Damn arrogant prosecutor
Date: Oct 4, 2007 9:56 PM
"If there's anything I want people to take away from this, it's that I don't think more guns is in any way a good thing." Richmond Commonwealth's Attorney Michael Herring
Click here: About That Shooting - Opinion - inRich.com
We harbor a great deal of sympathy for 21-year-old David Fielding, the VCU art student who was working at the Baskin-Robbins on Forest Hill Avenue in early September when a career criminal walked in with a gun to rob the place -- only three weeks after another robbery at the site. So do a lot of other people who question the decision by Richmond Commonwealth's Attorney Michael Herring to seek a charge against Fielding of reckless discharge of a firearm.
It's easy in the calm of peaceful surroundings to second-guess Fielding's heat-of-the-moment decision to pursue the robber as he fled, and to fire shots outside the store. Someone with more firearms experience might have shown more restraint -- and the hundreds of individuals who have signed a petition in support of Fielding might feel differently if one of the bullets had killed a child.
On the other hand, the right to self-defense is inviolable, and the fault for the episode lies chiefly with the instigator, Jerome Davis -- who apparently planned his next act of violence far enough in advance to obtain a BB replica of a more powerful gun in the hope that if he were caught he might avoid the additional prison time that comes with the use of a firearm in the commission of a felony.
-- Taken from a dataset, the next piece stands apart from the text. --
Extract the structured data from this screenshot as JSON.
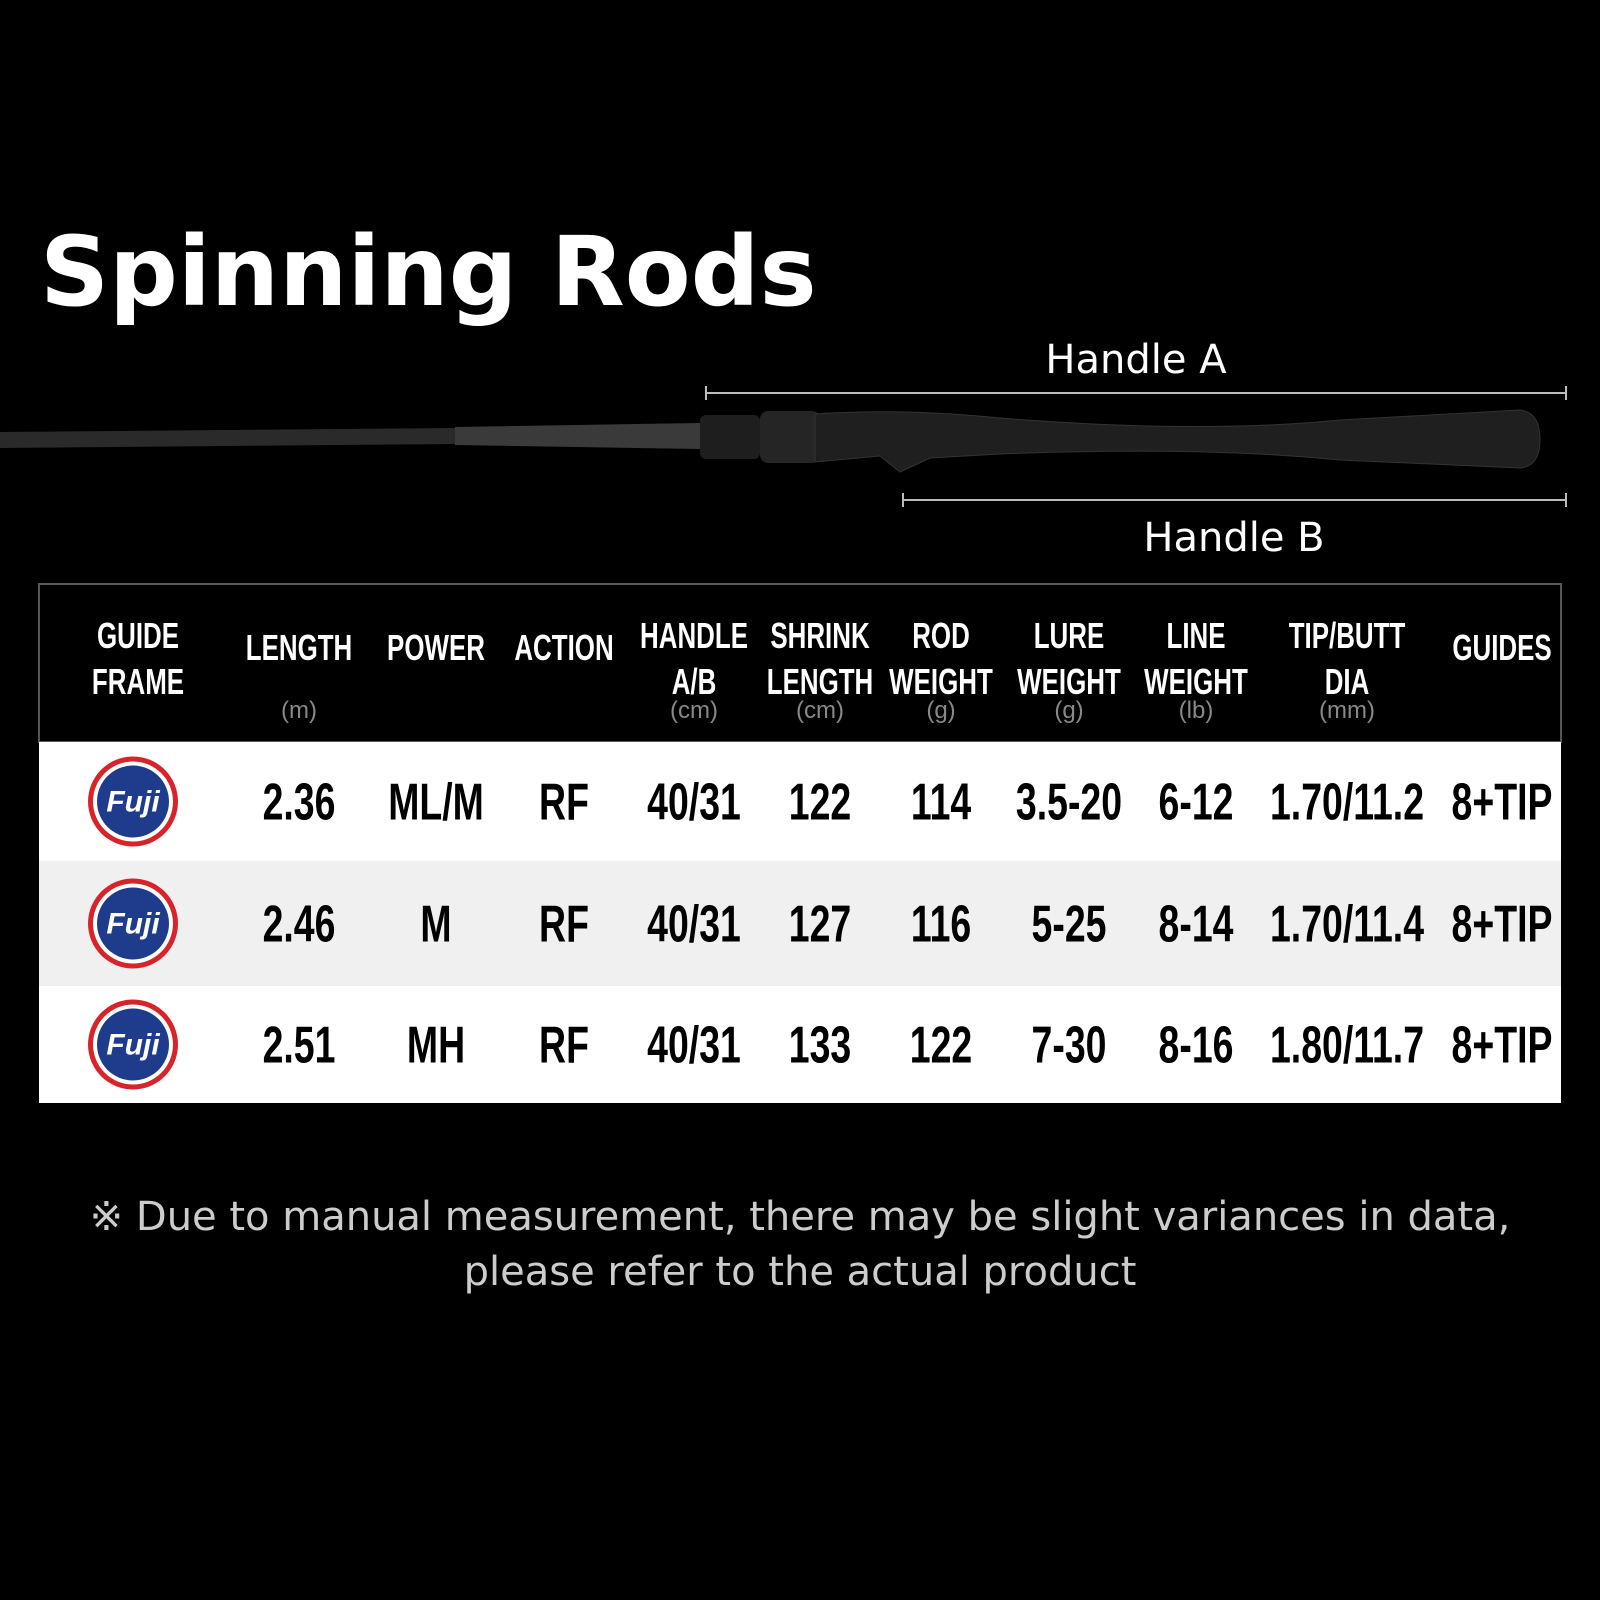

Scrutinizing every detail of the episode, and sorting out conflicting considerations that pertain to it, is precisely what grand juries are for. We trust and respect the judicial process.
Herring makes a decent point when he suggests robbers should find their fates in the courts, not in the streets. In a perfect world, that's what would always happen. The commonwealth's attorney stands on far shakier ground when he says, "If there's anything I want people to take away from this, it's that I don't think more guns is in any way a good thing." In Florida, Virginia, and elsewhere, violent crime has dropped after concealed-carry laws have been loosened.
Herring presumably doesn't think more guns in the right hands -- the cops' -- is a bad thing. Unfortunately, the cops can't be everywhere at once.